Region Racing: Let the Fastest One Win
Sometimes you don't want to wait. You just want the request to finish.
EZThrottle supports region racing:
- send the same request to multiple regions
- accept the first success
- cancel the rest
Here's what that looks like:
from ezthrottle import EZThrottle, Step, StepType
client = EZThrottle(api_key="your_api_key")
result = (
Step(client)
.url("https://api.example.com/endpoint")
.method("POST")
.type(StepType.PERFORMANCE)
.regions(["iad", "lax", "ord"])
.execution_mode("race")
.webhooks([{"url": "https://your-app.com/webhook"}])
.execute()
)This isn't about chasing microbenchmarks. It's about predictable completion when the world is messy.
FRUGAL vs PERFORMANCE (How Teams Actually Use This)
Not every request needs maximum reliability.
EZThrottle supports two common patterns:
- FRUGAL: Try locally first. Forward only when things go wrong.
- PERFORMANCE: Always run through EZThrottle for distributed reliability.
Here's a FRUGAL example:
from ezthrottle import EZThrottle, Step, StepType
client = EZThrottle(api_key="your_api_key")
result = (
Step(client)
.url("https://api.example.com/endpoint")
.type(StepType.FRUGAL)
.fallback_on_error([429, 500, 502, 503])
.webhooks([{"url": "https://your-app.com/webhook"}])
.execute()
)This lets teams start cheap and gradually move reliability into infrastructure instead of application code.
The Tradeoff EZThrottle Makes (On Purpose)
EZThrottle prioritizes:
- predictable completion
- bounded failure
- coordinated recovery
Over:
- maximum burst throughput
- raw, unbounded speed
If you want every request to fire as fast as possible, EZThrottle isn't for you.
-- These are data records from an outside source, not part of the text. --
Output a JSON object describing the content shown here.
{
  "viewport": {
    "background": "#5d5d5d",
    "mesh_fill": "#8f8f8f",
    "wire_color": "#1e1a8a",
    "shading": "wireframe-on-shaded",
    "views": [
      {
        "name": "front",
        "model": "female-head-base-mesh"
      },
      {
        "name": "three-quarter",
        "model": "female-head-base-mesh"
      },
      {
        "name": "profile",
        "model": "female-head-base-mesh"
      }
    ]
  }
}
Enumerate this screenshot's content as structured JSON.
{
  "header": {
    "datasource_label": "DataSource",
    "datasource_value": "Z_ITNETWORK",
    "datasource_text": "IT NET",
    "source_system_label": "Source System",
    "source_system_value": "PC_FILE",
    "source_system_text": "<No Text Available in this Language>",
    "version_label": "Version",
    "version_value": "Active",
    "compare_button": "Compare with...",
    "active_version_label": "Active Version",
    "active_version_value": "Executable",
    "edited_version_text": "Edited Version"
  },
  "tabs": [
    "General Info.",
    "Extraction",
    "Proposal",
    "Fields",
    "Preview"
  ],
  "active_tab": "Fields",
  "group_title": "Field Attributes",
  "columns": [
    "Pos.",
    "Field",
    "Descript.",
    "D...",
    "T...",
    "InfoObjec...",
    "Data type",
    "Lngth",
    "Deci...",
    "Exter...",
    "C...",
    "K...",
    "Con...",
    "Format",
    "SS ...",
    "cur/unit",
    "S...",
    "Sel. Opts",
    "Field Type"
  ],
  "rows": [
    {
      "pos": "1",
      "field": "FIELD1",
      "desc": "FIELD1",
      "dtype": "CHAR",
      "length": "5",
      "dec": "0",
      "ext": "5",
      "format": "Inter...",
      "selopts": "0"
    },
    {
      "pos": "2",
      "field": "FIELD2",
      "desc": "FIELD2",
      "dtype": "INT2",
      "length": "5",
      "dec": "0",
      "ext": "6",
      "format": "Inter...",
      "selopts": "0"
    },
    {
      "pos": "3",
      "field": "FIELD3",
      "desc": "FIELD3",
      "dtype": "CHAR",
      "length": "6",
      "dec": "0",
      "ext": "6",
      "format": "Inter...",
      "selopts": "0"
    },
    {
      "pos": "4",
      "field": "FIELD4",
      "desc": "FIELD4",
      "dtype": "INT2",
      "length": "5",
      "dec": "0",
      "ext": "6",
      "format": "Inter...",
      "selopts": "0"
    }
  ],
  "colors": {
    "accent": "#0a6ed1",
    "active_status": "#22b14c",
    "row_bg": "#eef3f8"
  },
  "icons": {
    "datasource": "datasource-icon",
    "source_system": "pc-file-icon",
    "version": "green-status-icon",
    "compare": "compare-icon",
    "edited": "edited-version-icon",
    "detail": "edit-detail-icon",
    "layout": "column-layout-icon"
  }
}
If you want to stop waking up to retry storms, it probably is.
What EZThrottle Is (and Isn't)
EZThrottle is:
- a reliable HTTP transport
- a coordination layer for outbound requests
- a way to make failure boring again
EZThrottle is not:
- a database
- a general compute platform
- a replacement for business logic
Requests live in memory, move through the system, and disappear. There's nothing to mine, leak, or hoard.
Why This Matters
Most infrastructure complexity exists to compensate for unreliable networks.
EZThrottle doesn't eliminate failure.
It eliminates panic.
By turning retries, rate limits, and region health into shared state, it gives you something rare in distributed systems:
Predictable behavior when things go wrong.